Fully bio-based polyurethane coating for environmentally friendly controlled release fertilizer: Construction, degradation mechanism and effect on plant growth

The polyurethane coatings of controlled-release fertilizers (CRFs) have problems with low biomass content and poor degradability. The residual coatings tend to be present in the soil as microplastics, which limits their environmentally sustainable application. This study prepared a fully bio-based polyurethane CO-LTI mainly from castor oil (CO) and ethyl ester L-lysine triisocyanate (LTI) using the one-pot method. The CO-LTI coatings have nutrient-controlled release properties. As the coating percentage increased from 3 % to 6 %, the minimum cross-sectional thickness of the coating measured by scanning electron microscopy (SEM) increased from 19 μm to 42 μm, which prolonged the time of controlled release under the effect of physical barrier. The CO-LTI coatings have good biodegradability in soil, with a remarkable biodegradation rate of 27 % within 12 months. The degradation properties of CO-LTI coatings were characterized using various techniques, including SEM, X-ray photoelectron spectroscopy (XPS), thermogravimetric analysis (TGA) and atomic force microscopy (AFM).
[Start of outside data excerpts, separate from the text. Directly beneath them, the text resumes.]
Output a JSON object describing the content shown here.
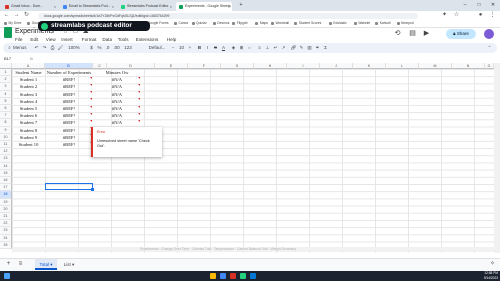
{
  "browser": {
    "tabs": [
      {
        "label": "Gmail Inbox - Dom...",
        "color": "#d93025"
      },
      {
        "label": "Email to Streamlabs Pod...",
        "color": "#4285f4"
      },
      {
        "label": "Streamlabs Podcast Editor",
        "color": "#21d37f"
      },
      {
        "label": "Experiments - Google Sheets",
        "color": "#0f9d58"
      }
    ],
    "url": "docs.google.com/spreadsheets/d/1e2YJ8hPxGdFqN3LSjZ/edit#gid=1683754299",
    "bookmarks": [
      "My Drive",
      "Google Classroom",
      "Kami",
      "Gmail",
      "YouTube",
      "Edpuzzle",
      "Google Forms",
      "Canva",
      "Quizizz",
      "Desmos",
      "Flipgrid",
      "Maps",
      "Wordwall",
      "Student Scores",
      "Edulastic",
      "Wakelet",
      "Kahoot!",
      "Nearpod"
    ]
  },
  "banner": {
    "text": "streamlabs podcast editor"
  },
  "doc": {
    "title": "Experiments",
    "menu": [
      "File",
      "Edit",
      "View",
      "Insert",
      "Format",
      "Data",
      "Tools",
      "Extensions",
      "Help"
    ],
    "share_label": "Share"
  },
  "toolbar": {
    "search_label": "Menus",
    "zoom": "100%",
    "currency": "$",
    "percent": "%",
    "format": ".0",
    "format2": ".00",
    "number_format": "123",
    "font": "Defaul...",
    "font_size": "10",
    "bold": "B",
    "italic": "I",
    "strike": "S",
    "text_color": "A"
  },
  "formula_bar": {
    "cell_ref": "B17",
    "fx": "fx"
  },
  "columns": [
    "A",
    "B",
    "C",
    "D",
    "E",
    "F",
    "G",
    "H",
    "I",
    "J",
    "K",
    "L",
    "M",
    "N",
    "O"
  ],
  "selected_column": "B",
  "selected_row": "18",
  "rows": [
    {
      "num": "1",
      "a": "Student Name",
      "b": "Number of Experiments",
      "d": "Minutes Ow"
    },
    {
      "num": "2",
      "a": "Student 1",
      "b": "#REF!",
      "d": "#N/A"
    },
    {
      "num": "3",
      "a": "Student 2",
      "b": "#REF!",
      "d": "#N/A"
    },
    {
      "num": "4",
      "a": "Student 3",
      "b": "#REF!",
      "d": "#N/A"
    },
    {
      "num": "5",
      "a": "Student 4",
      "b": "#REF!",
      "d": "#N/A"
    },
    {
      "num": "6",
      "a": "Student 5",
      "b": "#REF!",
      "d": "#N/A"
    },
    {
      "num": "7",
      "a": "Student 6",
      "b": "#REF!",
      "d": "#N/A"
    },
    {
      "num": "8",
      "a": "Student 7",
      "b": "#REF!",
      "d": "#N/A"
    },
    {
      "num": "9",
      "a": "Student 8",
      "b": "#REF!",
      "d": ""
    },
    {
      "num": "10",
      "a": "Student 9",
      "b": "#REF!",
      "d": ""
    },
    {
      "num": "11",
      "a": "Student 10",
      "b": "#REF!",
      "d": ""
    },
    {
      "num": "12",
      "a": "",
      "b": "",
      "d": ""
    },
    {
      "num": "13",
      "a": "",
      "b": "",
      "d": ""
    },
    {
      "num": "14",
      "a": "",
      "b": "",
      "d": ""
    },
    {
      "num": "15",
      "a": "",
      "b": "",
      "d": ""
    },
    {
      "num": "16",
      "a": "",
      "b": "",
      "d": ""
    },
    {
      "num": "17",
      "a": "",
      "b": "",
      "d": ""
    },
    {
      "num": "18",
      "a": "",
      "b": "",
      "d": ""
    },
    {
      "num": "19",
      "a": "",
      "b": "",
      "d": ""
    },
    {
      "num": "20",
      "a": "",
      "b": "",
      "d": ""
    },
    {
      "num": "21",
      "a": "",
      "b": "",
      "d": ""
    },
    {
      "num": "22",
      "a": "",
      "b": "",
      "d": ""
    },
    {
      "num": "23",
      "a": "",
      "b": "",
      "d": ""
    },
    {
      "num": "24",
      "a": "",
      "b": "",
      "d": ""
    },
    {
      "num": "25",
      "a": "",
      "b": "",
      "d": ""
    }
  ],
  "error_tooltip": {
    "title": "Error",
    "body": "Unresolved sheet name 'Check Out'."
  },
  "ghost_text": "Experiments  ·  Change Over Time  ·  Calories Trial  ·  Temperatures  ·  Carbon Balance Trial  ·  Weight Summary",
  "sheets": {
    "add": "+",
    "menu": "≡",
    "tabs": [
      "Total",
      "List"
    ],
    "active": "Total"
  },
  "taskbar": {
    "time": "12:58 PM",
    "date": "9/14/2023"
  }
}
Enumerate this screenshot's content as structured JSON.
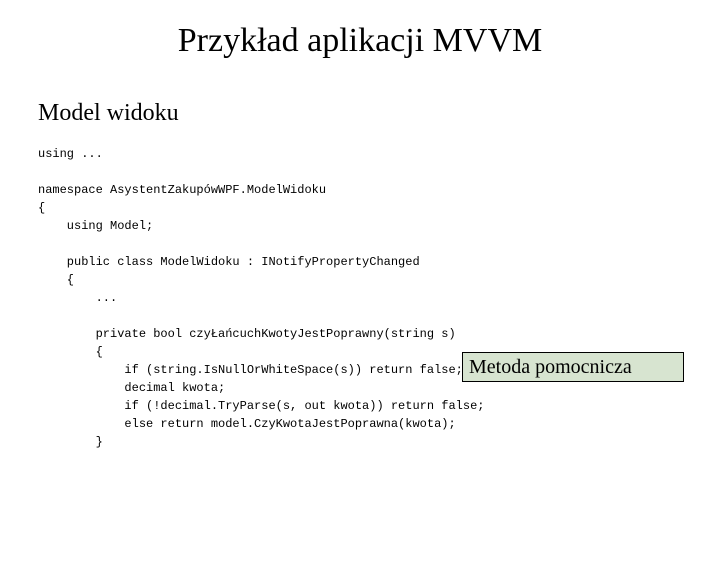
{
  "title": "Przykład aplikacji MVVM",
  "subtitle": "Model widoku",
  "callout": "Metoda pomocnicza",
  "code": {
    "l01": "using ...",
    "l02": "",
    "l03": "namespace AsystentZakupówWPF.ModelWidoku",
    "l04": "{",
    "l05": "    using Model;",
    "l06": "",
    "l07": "    public class ModelWidoku : INotifyPropertyChanged",
    "l08": "    {",
    "l09": "        ...",
    "l10": "",
    "l11": "        private bool czyŁańcuchKwotyJestPoprawny(string s)",
    "l12": "        {",
    "l13": "            if (string.IsNullOrWhiteSpace(s)) return false;",
    "l14": "            decimal kwota;",
    "l15": "            if (!decimal.TryParse(s, out kwota)) return false;",
    "l16": "            else return model.CzyKwotaJestPoprawna(kwota);",
    "l17": "        }"
  }
}
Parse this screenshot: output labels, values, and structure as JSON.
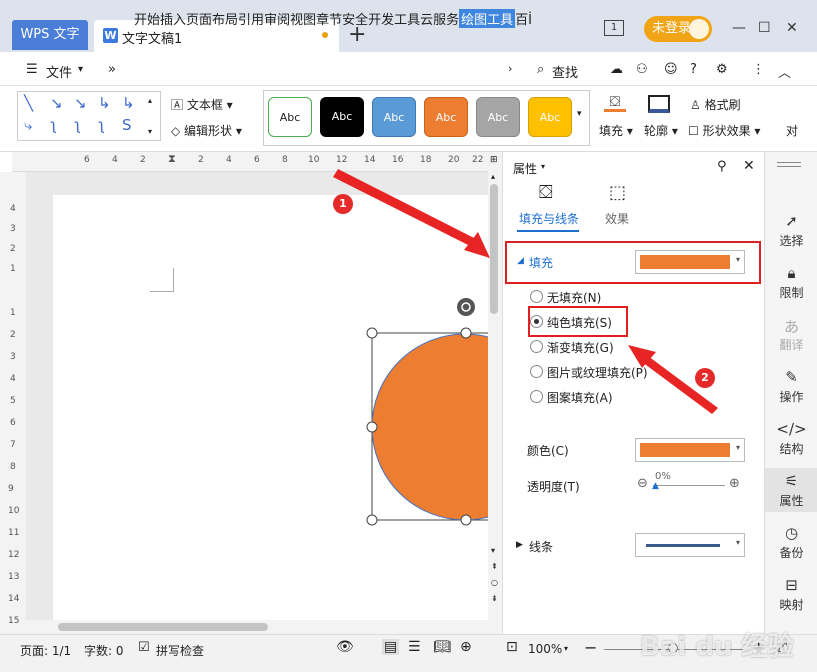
{
  "titlebar": {
    "app_tab": "WPS 文字",
    "doc_icon": "W",
    "doc_tab": "文字文稿1",
    "new_tab": "+",
    "login": "未登录",
    "page_count_icon": "1"
  },
  "menubar": {
    "file": "文件",
    "items": [
      "开始",
      "插入",
      "页面布局",
      "引用",
      "审阅",
      "视图",
      "章节",
      "安全",
      "开发工具",
      "云服务",
      "绘图工具",
      "百İ"
    ],
    "active_index": 10,
    "search": "查找"
  },
  "ribbon": {
    "textbox": "文本框",
    "edit_shape": "编辑形状",
    "style_label": "Abc",
    "fill": "填充",
    "outline": "轮廓",
    "format_painter": "格式刷",
    "shape_effect": "形状效果",
    "more": "对"
  },
  "ruler": {
    "top": [
      "6",
      "4",
      "2",
      "2",
      "4",
      "6",
      "8",
      "10",
      "12",
      "14",
      "16",
      "18",
      "20",
      "22"
    ],
    "left": [
      "4",
      "3",
      "2",
      "1",
      "1",
      "2",
      "3",
      "4",
      "5",
      "6",
      "7",
      "8",
      "9",
      "10",
      "11",
      "12",
      "13",
      "14",
      "15"
    ]
  },
  "panel": {
    "title": "属性",
    "tab_fill": "填充与线条",
    "tab_effect": "效果",
    "fill_section": "填充",
    "options": [
      "无填充(N)",
      "纯色填充(S)",
      "渐变填充(G)",
      "图片或纹理填充(P)",
      "图案填充(A)"
    ],
    "selected_option": 1,
    "color_label": "颜色(C)",
    "transparency_label": "透明度(T)",
    "transparency_value": "0%",
    "line_section": "线条",
    "fill_color": "#ed7d31"
  },
  "sidebar": {
    "items": [
      "选择",
      "限制",
      "翻译",
      "操作",
      "结构",
      "属性",
      "备份",
      "映射"
    ]
  },
  "status": {
    "page": "页面: 1/1",
    "words": "字数: 0",
    "spellcheck": "拼写检查",
    "zoom": "100%"
  },
  "annotations": {
    "badge1": "1",
    "badge2": "2"
  },
  "watermark": "Bai du 经验",
  "colors": {
    "accent": "#3f86de",
    "shape_fill": "#ed7d31",
    "annotation": "#e02020"
  }
}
The biodegradation mechanism of the CO-LTI coating in soil was elucidated, and it was confirmed that the degradation was carried out under the action of chemical degradation related to microorganisms. The effects of coating residues on plant growth and soil bacterial communities were simulated by applying CRFs with different concentration gradients. They were confirmed to be related to the coating's concentration gradient and degradation process. This study provides a new approach for preparing environmentally friendly controlled-release fertilizers and valuable insights into the potential mechanisms of biodegradation and its impact on ecological environments.